Abstract

In this short monograph, Mark S. Weiner joins the many academics who have written on the topic of race in the United States. His inquiry focuses on the cultural history of law, with the aim of “depict[ing] a specific language through which the racial character of civic belonging in the Unites States was understood from the late-nineteenth through the mid-twentieth century” (p. ix). It is a way of speaking and thinking that he labels “juridical racialism,” one that he examines through the legal experience of nineteenth-century Native Americans; citizens of Hawai'i, the Philippines, and Puerto Rico after the Spanish American War; early twentieth-century Asian immigrants; and African Americans at the time of Brown v.
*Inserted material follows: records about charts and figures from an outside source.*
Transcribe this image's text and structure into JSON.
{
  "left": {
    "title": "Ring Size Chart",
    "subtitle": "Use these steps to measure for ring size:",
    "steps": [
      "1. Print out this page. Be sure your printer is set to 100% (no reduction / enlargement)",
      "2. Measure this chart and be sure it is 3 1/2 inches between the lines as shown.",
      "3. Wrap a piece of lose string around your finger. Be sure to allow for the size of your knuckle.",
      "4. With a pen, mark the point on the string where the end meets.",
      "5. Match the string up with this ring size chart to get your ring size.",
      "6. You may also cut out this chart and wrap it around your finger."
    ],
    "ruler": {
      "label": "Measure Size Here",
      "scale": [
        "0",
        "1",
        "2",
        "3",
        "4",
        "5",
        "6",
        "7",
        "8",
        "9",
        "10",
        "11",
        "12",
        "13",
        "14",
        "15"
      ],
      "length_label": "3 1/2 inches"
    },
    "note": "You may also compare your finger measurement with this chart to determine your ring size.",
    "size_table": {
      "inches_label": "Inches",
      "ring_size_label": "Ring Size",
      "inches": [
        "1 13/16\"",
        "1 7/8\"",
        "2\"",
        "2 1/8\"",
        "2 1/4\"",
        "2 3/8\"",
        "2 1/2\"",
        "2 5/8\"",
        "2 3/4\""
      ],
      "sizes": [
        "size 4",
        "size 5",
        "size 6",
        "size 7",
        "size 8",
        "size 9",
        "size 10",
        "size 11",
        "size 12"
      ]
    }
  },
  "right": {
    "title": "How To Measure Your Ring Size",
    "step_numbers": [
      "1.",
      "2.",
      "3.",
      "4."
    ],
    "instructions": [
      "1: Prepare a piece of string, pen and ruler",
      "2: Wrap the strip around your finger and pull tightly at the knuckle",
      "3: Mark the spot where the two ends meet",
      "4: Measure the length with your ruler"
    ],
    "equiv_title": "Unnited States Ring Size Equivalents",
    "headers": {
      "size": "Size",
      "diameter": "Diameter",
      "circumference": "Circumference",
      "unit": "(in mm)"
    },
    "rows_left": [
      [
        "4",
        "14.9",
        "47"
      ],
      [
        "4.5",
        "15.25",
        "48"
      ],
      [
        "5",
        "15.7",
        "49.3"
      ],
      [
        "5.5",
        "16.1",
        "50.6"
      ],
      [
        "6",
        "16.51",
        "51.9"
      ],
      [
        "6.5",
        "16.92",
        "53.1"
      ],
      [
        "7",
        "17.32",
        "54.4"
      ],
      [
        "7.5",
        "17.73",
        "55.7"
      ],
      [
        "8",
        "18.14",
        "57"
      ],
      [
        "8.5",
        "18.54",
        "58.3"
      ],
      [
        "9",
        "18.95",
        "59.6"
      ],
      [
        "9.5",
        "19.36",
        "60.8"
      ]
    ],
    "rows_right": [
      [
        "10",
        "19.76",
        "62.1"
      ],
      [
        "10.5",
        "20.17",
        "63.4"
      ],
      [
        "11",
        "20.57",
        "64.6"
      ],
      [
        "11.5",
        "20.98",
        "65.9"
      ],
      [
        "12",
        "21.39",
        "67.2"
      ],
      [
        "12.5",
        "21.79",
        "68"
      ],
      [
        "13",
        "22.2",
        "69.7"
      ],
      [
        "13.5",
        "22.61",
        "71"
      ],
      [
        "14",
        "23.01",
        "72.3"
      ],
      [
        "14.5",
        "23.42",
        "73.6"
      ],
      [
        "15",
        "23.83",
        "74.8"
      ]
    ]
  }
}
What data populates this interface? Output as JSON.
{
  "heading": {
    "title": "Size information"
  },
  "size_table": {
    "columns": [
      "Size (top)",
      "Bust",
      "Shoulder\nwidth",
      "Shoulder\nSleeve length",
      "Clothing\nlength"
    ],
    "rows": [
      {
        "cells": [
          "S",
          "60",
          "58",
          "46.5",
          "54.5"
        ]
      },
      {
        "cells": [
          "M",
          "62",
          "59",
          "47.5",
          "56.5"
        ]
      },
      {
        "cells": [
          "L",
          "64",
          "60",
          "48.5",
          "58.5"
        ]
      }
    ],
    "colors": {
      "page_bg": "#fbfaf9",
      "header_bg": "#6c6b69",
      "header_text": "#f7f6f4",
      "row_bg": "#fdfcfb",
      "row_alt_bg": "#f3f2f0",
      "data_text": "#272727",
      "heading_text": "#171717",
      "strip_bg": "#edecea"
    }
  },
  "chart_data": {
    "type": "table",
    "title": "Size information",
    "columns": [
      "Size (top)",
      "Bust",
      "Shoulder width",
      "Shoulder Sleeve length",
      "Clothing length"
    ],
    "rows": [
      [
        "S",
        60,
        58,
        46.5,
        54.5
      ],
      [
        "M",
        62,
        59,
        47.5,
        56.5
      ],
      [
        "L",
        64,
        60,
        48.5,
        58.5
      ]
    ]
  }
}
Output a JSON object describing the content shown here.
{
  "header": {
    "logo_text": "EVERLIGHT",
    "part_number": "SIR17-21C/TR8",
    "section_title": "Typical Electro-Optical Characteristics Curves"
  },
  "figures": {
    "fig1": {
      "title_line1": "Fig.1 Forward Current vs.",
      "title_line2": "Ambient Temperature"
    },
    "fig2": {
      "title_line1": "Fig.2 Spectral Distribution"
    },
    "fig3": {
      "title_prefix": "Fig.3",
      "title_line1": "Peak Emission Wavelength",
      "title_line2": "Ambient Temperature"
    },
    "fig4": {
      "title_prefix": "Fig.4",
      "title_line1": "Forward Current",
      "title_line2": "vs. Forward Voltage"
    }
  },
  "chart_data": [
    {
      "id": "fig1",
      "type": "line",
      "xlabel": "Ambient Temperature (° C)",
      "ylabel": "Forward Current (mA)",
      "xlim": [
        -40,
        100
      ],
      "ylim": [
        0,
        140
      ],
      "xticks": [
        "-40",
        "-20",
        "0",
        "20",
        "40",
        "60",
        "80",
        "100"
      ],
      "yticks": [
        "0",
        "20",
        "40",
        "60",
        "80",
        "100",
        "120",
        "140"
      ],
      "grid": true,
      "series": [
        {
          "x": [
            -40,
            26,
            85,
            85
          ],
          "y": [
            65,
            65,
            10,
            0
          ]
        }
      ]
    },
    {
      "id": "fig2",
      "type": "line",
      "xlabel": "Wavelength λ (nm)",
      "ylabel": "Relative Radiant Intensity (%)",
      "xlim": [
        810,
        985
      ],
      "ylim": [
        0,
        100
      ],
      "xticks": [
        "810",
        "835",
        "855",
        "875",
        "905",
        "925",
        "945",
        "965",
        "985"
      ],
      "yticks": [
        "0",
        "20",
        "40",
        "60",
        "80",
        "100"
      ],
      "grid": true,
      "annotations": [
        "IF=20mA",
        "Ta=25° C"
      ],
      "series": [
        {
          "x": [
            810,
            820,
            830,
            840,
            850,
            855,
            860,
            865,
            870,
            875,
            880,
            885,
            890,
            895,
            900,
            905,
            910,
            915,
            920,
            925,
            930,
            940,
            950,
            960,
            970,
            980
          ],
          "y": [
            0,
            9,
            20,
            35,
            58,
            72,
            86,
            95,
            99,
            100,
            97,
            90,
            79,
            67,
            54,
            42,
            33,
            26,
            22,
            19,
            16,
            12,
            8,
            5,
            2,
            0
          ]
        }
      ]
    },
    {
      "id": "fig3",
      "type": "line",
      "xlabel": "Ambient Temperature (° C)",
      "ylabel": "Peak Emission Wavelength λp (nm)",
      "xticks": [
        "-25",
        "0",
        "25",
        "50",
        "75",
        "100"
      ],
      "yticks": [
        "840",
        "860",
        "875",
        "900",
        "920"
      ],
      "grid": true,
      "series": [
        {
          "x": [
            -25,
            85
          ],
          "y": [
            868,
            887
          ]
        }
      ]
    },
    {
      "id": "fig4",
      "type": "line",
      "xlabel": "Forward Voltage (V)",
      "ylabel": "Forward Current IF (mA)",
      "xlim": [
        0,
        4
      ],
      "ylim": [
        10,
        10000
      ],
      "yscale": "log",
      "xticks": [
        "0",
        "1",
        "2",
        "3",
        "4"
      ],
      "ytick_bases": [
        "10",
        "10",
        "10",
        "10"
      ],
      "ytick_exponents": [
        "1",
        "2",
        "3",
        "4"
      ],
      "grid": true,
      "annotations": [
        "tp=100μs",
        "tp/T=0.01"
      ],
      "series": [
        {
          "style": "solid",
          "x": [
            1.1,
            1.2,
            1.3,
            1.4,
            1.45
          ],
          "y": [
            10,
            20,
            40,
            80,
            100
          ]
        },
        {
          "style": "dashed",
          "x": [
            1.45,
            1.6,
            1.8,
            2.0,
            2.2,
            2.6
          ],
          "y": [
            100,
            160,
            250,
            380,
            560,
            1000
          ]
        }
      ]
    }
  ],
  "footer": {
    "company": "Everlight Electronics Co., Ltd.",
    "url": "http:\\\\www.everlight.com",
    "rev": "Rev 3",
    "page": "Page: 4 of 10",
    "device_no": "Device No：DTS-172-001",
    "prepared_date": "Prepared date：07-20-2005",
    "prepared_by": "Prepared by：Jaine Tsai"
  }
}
Board of Education (1954). Consistent with the work of other scholars, Weiner argues that this juridical racialism was “a historically significant discourse of modernization that enabled the United States to manage its civic boundaries in ways that furthered national economic growth” (p. 1). He writes that through its use racial groups were “characterized in terms of legal categories,” often their “ability or inability to uphold legality as a general ideal and to follow specific forms of legal behavior” (p. 2). These rationales and categories undergirded American state development while exploiting the civic and economic status of the particular minority group until, he contends, in the middle of the twentieth century, ways of thinking about race, in law, changed.